The rain hadn't stopped for hours. It didn't fall—it attacked the earth, hammering the windows so hard it seemed determined to claw its way inside. Thunder growled across the sky like a beast, low and endless, shaking the bones of the house. I stood at my bedroom window, hands trembling on the rotting sill, staring into the storm.
I didn't need a mirror to know what I had become. A corpse in waiting—pale, hollow, half-forgotten by time itself. My strength had withered. My appetite was long dead. And now, the final cruelty: my memories, slipping through my fingers like dust.
Sometimes I forgot where I hid my journal. Sometimes I forgot who the people in my dreams were. Their faces melted and ran together like oil paintings left out in the rain.
But tonight felt different.
The storm was not a coincidence.Tonight, something was coming for me.
The doctor.
The one they said could help. Reverse the decline, maybe. Slow the decay. But what hope could there be for someone like me? Someone whose sins were too heavy for a dying mind to carry?
I turned back to the window—and froze.
Through the sheets of rain, a black carriage creaked up the muddy lane, its wheels half-swallowed by the sodden earth. The horse pulling it was a gaunt, dark thing, muscles twitching under the whip.
The carriage stopped at the foot of my crumbling estate.
The driver never looked back. He cracked the reins once, and the horse reared, tearing the carriage away into the storm like a spirit escaping Hell.
And then he stepped out.
The man.
He was tall, draped in a long black coat that brushed the filthy ground, his boots shining like polished onyx. A wide-brimmed top hat shielded his face from the rain—but not enough. Beneath it, I glimpsed a pale waistcoat, leather gloves black as tar, and the faintest flash of his face.
Blonde hair.
Blue eyes.
Eyes that tore a hole straight through the storm—and straight through me.
He looked up at the house.
No—at me.
For a heartbeat, the world stopped. The rain, the thunder, the sickening beat of my heart—everything froze.
Because I knew that face.
It was him.
Not just a resemblance. Not just a trick of memory.
It was Jack.
Or at least... something that wore his face like a mask.
I stood paralyzed, gripping the windowsill so hard the old wood splintered under my hands.
Slowly, he began to ascend the steps toward my door, each movement deliberate, like a man approaching a grave he had been waiting years to fill.
I should have felt terror. I should have run, locked the door, screamed.
But instead, I felt... peace.
He had come for me.
By the time he entered the house, the rain had softened to a whisper, like the world itself was holding its breath. I watched him peel off his coat and hat, placing them with eerie precision over the arm of a cracked chair.
His blonde hair fell in neat, familiar waves. His skin was pale, almost translucent in the firelight. His eyes—those blue eyes—burned with something between amusement and pity.
He smiled, and my heart clenched.
"Good evening, sir," he said. "You must be Roger."
His voice—it wasn't just familiar. It was identical. A perfect mimicry of a voice I had once trusted more than my own.
I swallowed. My mouth was dry as bone.
"I am," I managed. "And you are... the doctor?"
He inclined his head. "Dr. Jackson. But if you prefer... you may call me Jack."
Jack.
The name splintered against my ribs like ice.
I nodded stiffly, forcing my hands to unclench.
"Of course," I whispered. "Jack."
He moved like someone who already knew the layout of my home.

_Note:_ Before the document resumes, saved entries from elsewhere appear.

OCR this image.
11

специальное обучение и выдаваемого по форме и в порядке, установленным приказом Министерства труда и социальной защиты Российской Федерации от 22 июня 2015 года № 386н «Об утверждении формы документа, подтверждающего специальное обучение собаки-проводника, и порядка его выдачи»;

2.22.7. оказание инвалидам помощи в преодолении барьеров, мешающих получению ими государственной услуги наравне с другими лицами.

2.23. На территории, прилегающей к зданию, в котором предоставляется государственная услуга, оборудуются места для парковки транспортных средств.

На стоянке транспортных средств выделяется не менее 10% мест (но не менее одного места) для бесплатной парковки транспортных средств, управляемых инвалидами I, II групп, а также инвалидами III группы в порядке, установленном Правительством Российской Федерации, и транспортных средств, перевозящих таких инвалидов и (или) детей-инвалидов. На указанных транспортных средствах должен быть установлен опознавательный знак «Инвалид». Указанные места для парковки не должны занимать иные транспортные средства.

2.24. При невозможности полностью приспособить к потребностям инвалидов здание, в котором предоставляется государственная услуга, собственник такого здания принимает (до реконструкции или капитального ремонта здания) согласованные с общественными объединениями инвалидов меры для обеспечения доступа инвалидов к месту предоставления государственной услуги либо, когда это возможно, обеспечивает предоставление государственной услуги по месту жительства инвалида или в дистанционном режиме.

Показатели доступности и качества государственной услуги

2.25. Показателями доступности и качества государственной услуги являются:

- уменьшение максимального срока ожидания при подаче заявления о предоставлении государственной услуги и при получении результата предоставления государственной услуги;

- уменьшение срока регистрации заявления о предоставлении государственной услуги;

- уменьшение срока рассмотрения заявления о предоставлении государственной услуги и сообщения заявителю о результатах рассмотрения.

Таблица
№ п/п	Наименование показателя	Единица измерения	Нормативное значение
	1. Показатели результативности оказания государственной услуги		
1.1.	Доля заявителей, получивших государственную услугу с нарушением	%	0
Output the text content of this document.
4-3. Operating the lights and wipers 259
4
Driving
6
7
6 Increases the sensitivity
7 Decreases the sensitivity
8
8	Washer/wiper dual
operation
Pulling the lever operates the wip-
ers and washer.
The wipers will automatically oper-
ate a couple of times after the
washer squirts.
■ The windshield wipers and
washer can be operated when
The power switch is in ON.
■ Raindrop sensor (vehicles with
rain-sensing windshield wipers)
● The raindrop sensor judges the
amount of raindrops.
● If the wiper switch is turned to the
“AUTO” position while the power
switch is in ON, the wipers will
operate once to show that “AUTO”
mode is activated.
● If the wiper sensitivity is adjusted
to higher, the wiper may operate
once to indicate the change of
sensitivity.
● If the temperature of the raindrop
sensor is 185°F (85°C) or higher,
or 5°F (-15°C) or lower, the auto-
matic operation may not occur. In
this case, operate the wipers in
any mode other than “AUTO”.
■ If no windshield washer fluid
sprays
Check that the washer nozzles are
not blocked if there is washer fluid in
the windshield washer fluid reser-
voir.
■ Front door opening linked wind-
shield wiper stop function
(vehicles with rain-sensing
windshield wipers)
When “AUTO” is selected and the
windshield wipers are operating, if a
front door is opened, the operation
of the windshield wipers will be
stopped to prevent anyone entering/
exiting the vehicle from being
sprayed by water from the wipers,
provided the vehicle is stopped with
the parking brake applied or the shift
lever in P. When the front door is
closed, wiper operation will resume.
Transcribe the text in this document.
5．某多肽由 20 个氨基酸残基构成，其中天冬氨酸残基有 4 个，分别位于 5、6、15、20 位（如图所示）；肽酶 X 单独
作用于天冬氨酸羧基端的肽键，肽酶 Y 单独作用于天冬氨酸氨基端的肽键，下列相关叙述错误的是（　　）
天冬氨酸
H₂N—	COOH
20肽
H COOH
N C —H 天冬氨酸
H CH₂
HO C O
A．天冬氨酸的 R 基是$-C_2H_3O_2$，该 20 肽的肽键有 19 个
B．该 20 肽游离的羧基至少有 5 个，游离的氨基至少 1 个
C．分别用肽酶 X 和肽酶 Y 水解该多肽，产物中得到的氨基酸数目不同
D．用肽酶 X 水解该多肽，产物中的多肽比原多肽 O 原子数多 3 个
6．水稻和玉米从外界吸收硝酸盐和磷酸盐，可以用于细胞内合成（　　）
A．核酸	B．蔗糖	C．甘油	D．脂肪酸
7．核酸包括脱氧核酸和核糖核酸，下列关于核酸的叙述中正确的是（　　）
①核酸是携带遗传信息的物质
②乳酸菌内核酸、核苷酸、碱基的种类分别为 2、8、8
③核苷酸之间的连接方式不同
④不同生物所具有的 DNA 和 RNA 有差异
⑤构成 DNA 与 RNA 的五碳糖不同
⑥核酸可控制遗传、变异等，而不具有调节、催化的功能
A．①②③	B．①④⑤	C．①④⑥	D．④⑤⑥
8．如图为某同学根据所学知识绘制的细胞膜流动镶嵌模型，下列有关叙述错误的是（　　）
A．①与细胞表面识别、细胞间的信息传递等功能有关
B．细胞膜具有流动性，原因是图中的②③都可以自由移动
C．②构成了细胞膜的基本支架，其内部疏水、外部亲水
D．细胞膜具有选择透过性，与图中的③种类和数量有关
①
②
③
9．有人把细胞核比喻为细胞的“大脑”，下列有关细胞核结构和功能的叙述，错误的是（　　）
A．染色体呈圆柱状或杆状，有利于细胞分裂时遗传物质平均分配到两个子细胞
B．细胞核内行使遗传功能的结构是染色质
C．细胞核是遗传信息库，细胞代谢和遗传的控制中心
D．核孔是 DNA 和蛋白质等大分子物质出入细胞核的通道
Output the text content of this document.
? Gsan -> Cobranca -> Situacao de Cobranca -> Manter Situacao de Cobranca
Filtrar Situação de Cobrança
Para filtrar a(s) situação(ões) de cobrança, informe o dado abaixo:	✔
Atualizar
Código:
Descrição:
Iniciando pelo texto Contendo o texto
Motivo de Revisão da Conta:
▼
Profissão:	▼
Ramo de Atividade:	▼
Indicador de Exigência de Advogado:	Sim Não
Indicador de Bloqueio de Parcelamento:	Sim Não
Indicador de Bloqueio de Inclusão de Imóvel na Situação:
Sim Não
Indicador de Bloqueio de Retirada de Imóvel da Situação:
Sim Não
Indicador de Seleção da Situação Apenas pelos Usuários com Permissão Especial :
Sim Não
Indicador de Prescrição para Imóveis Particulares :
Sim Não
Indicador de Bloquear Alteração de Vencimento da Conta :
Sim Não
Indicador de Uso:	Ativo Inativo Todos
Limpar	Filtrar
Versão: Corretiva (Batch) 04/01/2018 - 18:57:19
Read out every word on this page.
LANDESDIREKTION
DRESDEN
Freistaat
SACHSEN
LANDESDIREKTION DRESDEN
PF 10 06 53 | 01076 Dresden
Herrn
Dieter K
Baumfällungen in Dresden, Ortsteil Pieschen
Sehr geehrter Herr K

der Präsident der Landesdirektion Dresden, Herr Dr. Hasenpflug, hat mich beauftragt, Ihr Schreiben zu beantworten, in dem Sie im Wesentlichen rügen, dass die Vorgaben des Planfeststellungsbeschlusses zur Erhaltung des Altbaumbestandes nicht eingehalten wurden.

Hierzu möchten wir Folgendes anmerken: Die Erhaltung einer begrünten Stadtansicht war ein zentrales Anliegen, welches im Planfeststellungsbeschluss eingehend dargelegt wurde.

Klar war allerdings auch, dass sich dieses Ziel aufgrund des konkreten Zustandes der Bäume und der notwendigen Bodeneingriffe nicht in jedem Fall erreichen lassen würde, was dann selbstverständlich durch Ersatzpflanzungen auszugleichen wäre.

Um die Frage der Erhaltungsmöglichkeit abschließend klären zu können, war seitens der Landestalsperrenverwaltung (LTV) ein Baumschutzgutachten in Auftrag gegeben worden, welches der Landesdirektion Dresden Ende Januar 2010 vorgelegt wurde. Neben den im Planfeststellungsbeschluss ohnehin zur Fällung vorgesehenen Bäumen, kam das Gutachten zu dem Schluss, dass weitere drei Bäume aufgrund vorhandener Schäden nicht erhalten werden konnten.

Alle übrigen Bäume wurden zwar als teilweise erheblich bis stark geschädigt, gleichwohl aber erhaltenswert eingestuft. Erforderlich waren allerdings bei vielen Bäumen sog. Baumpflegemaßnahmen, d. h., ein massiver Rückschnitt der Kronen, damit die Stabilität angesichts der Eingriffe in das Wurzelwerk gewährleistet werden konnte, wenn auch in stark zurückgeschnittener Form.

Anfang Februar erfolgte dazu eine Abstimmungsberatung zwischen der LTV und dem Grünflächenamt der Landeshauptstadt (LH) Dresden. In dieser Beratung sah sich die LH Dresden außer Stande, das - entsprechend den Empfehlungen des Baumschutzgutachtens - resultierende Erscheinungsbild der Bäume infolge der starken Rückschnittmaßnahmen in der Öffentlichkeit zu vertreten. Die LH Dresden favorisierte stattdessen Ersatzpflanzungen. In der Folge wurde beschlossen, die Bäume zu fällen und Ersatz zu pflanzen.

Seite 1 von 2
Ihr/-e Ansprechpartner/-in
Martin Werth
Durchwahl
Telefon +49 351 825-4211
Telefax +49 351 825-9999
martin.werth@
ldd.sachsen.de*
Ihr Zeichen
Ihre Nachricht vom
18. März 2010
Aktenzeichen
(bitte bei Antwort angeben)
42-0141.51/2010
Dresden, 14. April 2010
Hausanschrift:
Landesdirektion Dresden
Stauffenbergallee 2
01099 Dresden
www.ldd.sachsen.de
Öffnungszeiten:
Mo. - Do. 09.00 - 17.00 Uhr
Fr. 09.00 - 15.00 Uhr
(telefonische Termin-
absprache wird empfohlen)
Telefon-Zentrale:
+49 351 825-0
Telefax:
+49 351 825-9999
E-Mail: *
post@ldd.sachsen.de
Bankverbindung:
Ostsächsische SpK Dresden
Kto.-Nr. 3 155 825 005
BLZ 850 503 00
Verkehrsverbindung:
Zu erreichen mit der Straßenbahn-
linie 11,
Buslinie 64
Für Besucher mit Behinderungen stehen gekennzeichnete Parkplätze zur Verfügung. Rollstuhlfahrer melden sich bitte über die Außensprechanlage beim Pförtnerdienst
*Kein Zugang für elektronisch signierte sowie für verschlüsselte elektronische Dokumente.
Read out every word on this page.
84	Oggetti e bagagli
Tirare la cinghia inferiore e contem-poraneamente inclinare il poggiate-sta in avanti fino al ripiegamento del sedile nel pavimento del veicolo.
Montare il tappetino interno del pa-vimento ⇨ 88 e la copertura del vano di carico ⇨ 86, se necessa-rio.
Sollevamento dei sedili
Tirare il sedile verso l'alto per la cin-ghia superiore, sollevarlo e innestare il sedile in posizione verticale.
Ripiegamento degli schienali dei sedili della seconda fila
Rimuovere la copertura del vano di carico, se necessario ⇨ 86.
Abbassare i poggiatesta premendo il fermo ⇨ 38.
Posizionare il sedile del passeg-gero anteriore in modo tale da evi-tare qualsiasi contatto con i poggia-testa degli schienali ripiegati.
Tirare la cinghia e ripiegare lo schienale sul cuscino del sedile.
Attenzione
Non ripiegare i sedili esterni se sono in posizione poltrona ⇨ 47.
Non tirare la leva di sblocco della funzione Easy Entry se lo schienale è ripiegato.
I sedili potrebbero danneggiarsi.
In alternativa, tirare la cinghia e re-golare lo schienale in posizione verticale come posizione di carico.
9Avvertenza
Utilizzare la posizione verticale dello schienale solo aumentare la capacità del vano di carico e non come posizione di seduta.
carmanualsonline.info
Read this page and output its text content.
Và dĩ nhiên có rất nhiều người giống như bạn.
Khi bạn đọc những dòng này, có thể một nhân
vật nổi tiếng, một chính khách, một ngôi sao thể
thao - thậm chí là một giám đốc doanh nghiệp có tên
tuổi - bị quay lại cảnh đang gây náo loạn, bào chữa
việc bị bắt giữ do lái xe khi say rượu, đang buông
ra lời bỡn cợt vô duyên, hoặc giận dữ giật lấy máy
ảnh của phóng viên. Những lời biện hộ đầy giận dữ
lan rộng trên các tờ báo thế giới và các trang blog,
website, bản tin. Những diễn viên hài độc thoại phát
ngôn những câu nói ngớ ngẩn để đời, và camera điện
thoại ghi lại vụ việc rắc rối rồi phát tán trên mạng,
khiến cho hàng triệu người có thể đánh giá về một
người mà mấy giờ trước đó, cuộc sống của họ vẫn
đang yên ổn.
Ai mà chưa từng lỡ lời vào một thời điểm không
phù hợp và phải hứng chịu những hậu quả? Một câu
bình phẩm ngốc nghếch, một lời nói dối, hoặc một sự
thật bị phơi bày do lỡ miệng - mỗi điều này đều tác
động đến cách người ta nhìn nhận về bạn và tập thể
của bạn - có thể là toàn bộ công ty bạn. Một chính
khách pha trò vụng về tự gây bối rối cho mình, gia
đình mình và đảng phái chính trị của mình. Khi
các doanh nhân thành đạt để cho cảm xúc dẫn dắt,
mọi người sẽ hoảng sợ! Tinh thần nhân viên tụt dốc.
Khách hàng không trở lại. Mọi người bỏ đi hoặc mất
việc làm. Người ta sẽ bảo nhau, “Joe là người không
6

He didn't fumble, didn't hesitate. He moved through my world like he had been here once, long ago, in another life.
He examined me clinically, taking my pulse, asking perfunctory questions about diet, sleep, symptoms. I answered as best I could, though my mind kept slipping—kept fixating on the impossible resemblance.
Then, as he leaned in closer to check my vision, he paused.
His gloved hand hovered near the hollow where my right eye used to be. His fingers twitched once, like a man restraining a terrible impulse.
"You lost this... in an accident?" he asked, his voice almost a whisper.
I nodded. "Long ago."
"I see," he said. But his tone told a different story. It was not sympathy. It was recognition.
Later, he prepared tea for both of us, moving with ritualistic precision. We sat in the parlor, firelight painting grotesque shadows across the walls. He barely spoke. But his eyes never left me.
He studied me not like a doctor, but like a butcher eyeing a carcass, deciding where best to make the first cut.
That night, I lay in bed, pretending to sleep.
In the gloom beyond my eyelids, I felt it again—his presence.
He was there. Watching.
Waiting.
And for the first time in many, many years, I understood.
My illness was not an accident.
It was judgment.
And Dr. Jack… was not here to cure me.
He was here to finish what I had started long ago.